Duncan Munro works for NHS Grampian Department of eHealth, so he knows a thing or two about sick technology.

He was looking at the data sheet of a 3Com 4500 26-port switch the other day (we are assuming this was during a lull in the excitement that pervades the Grampian region) and the mean time between failure rating of 47 years caught his eye.

"Will there be a prize given to anyone in 2055 who is still operating one of these switches? What speed will the rest of the network be running at?" he asks.

"Has there been a little old man tucked away in a test facility for the past 47 years waiting for one to break? Perhaps they can only claim their pension once it does.
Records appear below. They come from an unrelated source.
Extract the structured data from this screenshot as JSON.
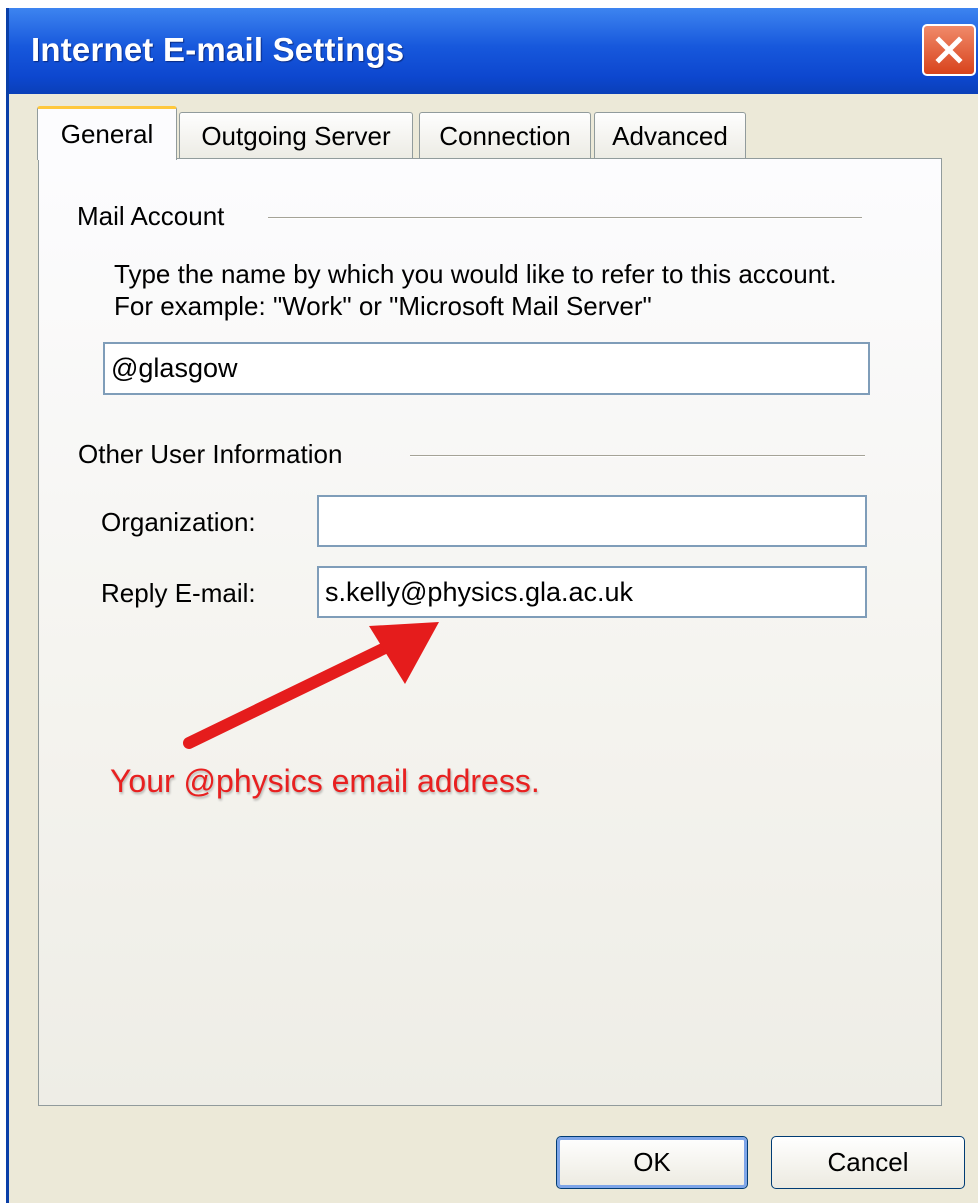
{
  "window": {
    "title": "Internet E-mail Settings",
    "close_icon": "close-icon",
    "accent_color": "#0d47cf"
  },
  "tabs": [
    {
      "label": "General",
      "active": true
    },
    {
      "label": "Outgoing Server",
      "active": false
    },
    {
      "label": "Connection",
      "active": false
    },
    {
      "label": "Advanced",
      "active": false
    }
  ],
  "mail_account": {
    "heading": "Mail Account",
    "description": "Type the name by which you would like to refer to this account.  For example: \"Work\" or \"Microsoft Mail Server\"",
    "account_name_value": "@glasgow"
  },
  "other_info": {
    "heading": "Other User Information",
    "organization_label": "Organization:",
    "organization_value": "",
    "reply_email_label": "Reply E-mail:",
    "reply_email_value": "s.kelly@physics.gla.ac.uk"
  },
  "annotation": {
    "text": "Your @physics email address.",
    "color": "#e82020"
  },
  "buttons": {
    "ok": "OK",
    "cancel": "Cancel"
  }
}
Does anyone else know of equipment destined to last that long?"

So many questions, all of which deserve an answer, we think. If you've been sitting in a back room for 47 years waiting for something to go wrong, this is your time in the sun.

Turn left at the living room

Our quest for sat nav stories brings us to Bodfari in North Wales, where Amanda Sandland lives in terror in a house on a tiny country lane that shows up on sat navs as a short cut.

Trouble is that lorry drivers who do everything their computer tells them to do have banged into her little house 15 times, leaving her with huge bills and even bigger insurance premiums.

Amanda's daughter has moved out, because she was frightened when a lorry ploughed into the house a few feet from her bedroom.

Now Amanda's too scared to watch TV in the front room in case she gets buried under the rubble.

"I don't blame the drivers," she told The Sun. "They are just following instructions."

Things get heavy for mobile users

Very many predictive text errors in our postbag, so let's kick off with Nick, who doesn't want his second name used for reasons that will become apparent.

"I have been caught out by the same error a number of times, when sending a text to a work colleague who's name is Heather. Unfortunately, the default prediction when entering her name is 'heavier'. This is bad enough but since she's rather large, I am sure you can see the trouble it has caused."

"Mobile phone predictive text, and Word's spell-checker, always suggests Dairymaid for my first name," says Diarmuid MacDonald.

"I guess it could be a lot worse." See above, Dairymaid.

"My phone insists on showing the word 'nun' instead of 'mum'. Why should 'nun' be considered a more commonly used word than 'mum'?" asks Richard Johnson.

f you are Nokia's chief T9 engineer, or whatever you are called, please advise.

Cod and quips on the menu

We've drained the well dry of computer games codpiece puns, but not, it seems, of codpiece anecdotes.

"When I was a D.Phil student in the 1970s, my wife worked as a typist for a local insurance office," says Ian Graham at TriReme International.

"She complained regularly about the inanity of the conversation, restricted to clothes, soap operas and what to cook their husbands for dinner." But one day she came home to report ecstatically the following dialogue:

"I just can't think what to make for Jack's tea tonight."

"Why not do some of them lovely new Birds Eye codpieces?"